De bevoegdheid kan in de eerste plaats benodigd zijn voor het kunnen controleren van door ondernemingen verstrekte gegevens inzake de behaalde omzet. Zowel in artikel 57 als in de boetebepalingen in hoofdstuk 8 wordt immers de maximaal op te leggen boete gekoppeld aan de behaalde omzet in het boekjaar voorafgaand aan de beschikking.

Daarnaast kan het nodig zijn om specifiek naar gegevens te vragen inzake de betrokken omzet en vervolgens eventueel naar deze omzetgegevens een onderzoek te doen, omdat de raad ingevolge zijn «Richtsnoeren boetetoemeting» de boete grondvest op de omzet van de onderneming die samenhangt met de overtreding van de wet. Daarmee wordt bedoeld de waarde van alle transacties, die door de onderneming tijdens de totale duur van de overtreding is behaald met de verkoop van goederen en/of levering van diensten waarop de overtreding betrekking heeft. Deze behoeft niet noodzakelijkerwijs dezelfde te zijn als het begrip omzet zoals dat in bijvoorbeeld artikel 57 wordt gehanteerd. Om te voorkomen dat bij de oplegging van de boete uitgegaan wordt van onjuiste omzetgegevens is het nodig dat de NMa, indien daartoe aanleiding bestaat, zelf onderzoek kan doen naar de betrokken omzet. Genoemde bepalingen maken dit mogelijk.

De bevoegdheden kunnen in alle stadia van de procedure worden toegepast, niet alleen bij het opleggen van een sanctie, maar ook in een bezwaarprocedure en indien een uitspraak van een rechter nader onderzoek nodig maakt.
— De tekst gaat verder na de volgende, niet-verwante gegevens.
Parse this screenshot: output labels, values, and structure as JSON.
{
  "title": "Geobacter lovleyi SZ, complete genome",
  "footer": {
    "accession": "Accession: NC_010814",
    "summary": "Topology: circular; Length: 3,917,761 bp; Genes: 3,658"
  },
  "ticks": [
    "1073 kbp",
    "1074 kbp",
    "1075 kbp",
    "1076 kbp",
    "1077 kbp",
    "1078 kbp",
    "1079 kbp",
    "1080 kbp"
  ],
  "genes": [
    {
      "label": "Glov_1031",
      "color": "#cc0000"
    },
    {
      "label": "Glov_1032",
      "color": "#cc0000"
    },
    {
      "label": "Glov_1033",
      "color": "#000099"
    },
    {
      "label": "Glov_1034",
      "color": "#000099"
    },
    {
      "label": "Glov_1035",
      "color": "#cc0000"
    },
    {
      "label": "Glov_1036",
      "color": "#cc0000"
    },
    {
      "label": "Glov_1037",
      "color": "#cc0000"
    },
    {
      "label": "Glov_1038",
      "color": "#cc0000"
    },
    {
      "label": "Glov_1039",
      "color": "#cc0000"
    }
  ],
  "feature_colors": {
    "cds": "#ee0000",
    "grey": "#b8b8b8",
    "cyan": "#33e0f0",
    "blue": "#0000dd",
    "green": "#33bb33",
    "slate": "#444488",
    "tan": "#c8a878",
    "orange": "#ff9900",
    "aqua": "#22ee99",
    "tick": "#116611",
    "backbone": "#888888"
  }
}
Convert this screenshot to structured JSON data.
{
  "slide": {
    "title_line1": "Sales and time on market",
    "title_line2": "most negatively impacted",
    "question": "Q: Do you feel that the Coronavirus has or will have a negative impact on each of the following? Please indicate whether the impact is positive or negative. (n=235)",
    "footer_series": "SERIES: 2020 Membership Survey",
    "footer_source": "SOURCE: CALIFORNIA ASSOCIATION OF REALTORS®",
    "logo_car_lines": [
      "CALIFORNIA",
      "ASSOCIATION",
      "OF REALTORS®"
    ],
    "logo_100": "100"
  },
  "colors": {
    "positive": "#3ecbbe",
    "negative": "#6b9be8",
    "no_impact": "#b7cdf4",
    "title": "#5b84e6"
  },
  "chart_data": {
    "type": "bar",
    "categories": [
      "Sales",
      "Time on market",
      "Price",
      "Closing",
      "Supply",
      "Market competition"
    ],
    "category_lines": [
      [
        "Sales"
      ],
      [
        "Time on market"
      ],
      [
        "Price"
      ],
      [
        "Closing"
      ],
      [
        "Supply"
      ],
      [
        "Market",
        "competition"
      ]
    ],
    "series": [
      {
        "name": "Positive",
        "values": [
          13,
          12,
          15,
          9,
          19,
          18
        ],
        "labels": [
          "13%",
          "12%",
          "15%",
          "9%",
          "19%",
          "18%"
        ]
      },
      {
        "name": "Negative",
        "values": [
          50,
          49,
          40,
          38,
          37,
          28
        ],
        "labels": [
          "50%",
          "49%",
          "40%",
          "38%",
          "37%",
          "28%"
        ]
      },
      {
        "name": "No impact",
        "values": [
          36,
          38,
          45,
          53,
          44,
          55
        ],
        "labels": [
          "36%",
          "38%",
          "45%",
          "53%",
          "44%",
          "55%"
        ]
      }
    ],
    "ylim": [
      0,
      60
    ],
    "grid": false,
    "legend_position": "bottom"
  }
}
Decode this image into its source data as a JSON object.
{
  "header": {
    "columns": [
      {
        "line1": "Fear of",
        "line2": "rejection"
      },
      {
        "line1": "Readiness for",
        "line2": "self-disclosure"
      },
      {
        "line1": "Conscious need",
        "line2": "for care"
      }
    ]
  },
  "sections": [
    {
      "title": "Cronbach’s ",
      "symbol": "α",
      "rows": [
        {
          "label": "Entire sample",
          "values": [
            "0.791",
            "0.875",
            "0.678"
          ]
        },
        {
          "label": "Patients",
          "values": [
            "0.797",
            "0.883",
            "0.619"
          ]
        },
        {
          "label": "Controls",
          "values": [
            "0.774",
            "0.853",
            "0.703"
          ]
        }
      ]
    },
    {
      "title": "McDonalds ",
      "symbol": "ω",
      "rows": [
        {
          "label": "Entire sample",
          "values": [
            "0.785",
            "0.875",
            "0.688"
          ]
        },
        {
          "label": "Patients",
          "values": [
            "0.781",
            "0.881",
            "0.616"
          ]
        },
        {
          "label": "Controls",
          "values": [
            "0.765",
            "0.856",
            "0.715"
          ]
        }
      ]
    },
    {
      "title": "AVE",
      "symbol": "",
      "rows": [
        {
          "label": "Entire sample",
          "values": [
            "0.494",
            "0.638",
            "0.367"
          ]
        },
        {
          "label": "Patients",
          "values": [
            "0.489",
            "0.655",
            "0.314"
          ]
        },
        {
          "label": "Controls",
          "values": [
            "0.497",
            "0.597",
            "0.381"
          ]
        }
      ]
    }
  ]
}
Ingevolge het derde lid van de artikelen 59a en 77a is de onderneming of de ondernemersvereniging verplicht aan een dergelijk onderzoek mee te werken. Indien hieraan geen medewerking gegeven wordt, wordt dat beschouwd als een overtreding van de medewerkingsplicht en kan op grond van artikel 69 van de wet een boete worden opgelegd. De medewerking kan niet alleen bestaan uit het geven van inzage in de boekhouding, maar evenzeer uit, indien gewenst, het verstrekken van een toelichting op de boekhouding en de wijze waarop de boekhouding is opgezet door de onderneming of door de accountant van de onderneming. Daartoe is artikel 69 tevens aangepast.

Onderdeel E

Zoals hierboven al is aangegeven is artikel 69 aangepast om het mogelijk te maken een boete op te leggen voor die gevallen waarin een onderneming of ondernemersvereniging weigert mee te werken aan het inzien van de boekhouding teneinde voorafgaand aan de oplegging van de boete de bij de overtreding betrokken omzet te bepalen.

Onderdelen F en G

In de artikelen 70a en 70b wordt als gevolg van de verwijzing naar artikel 57, tweede lid toegevoegd dat de raad bij de vaststelling van de hoogte van de boete rekening houdt met de ernst en de duur van de overtreding. Nu in de artikelen 70a en 70b voorts de maximaal op te leggen boete niet meer uitsluitend bestaat uit een bepaald geldbedrag maar ook een percentage van de omzet van de onderneming of ondernemersvereniging kan bedragen is het ook nodig om te bepalen op welke wijze dit maximum zal worden vastgesteld. Daartoe is artikel 57, derde lid, dat hiervoor een regeling geeft van toepassing verklaard.

Onderdeel I

Deze wijzigingen zijn van technische aard. De verwijzing naar de Wet betreffende verplichte deelneming in een beroepspensioenregeling is vervangen door een verwijzing naar de nog tot stand te komen Wet verplichte beroepspensioenregeling. Geregeld is dat – afhankelijk van het tijdstip waarop laatstgenoemde wet in werking treedt – in de Mededingingswet naar de juiste artikelen van deze wet wordt verwezen.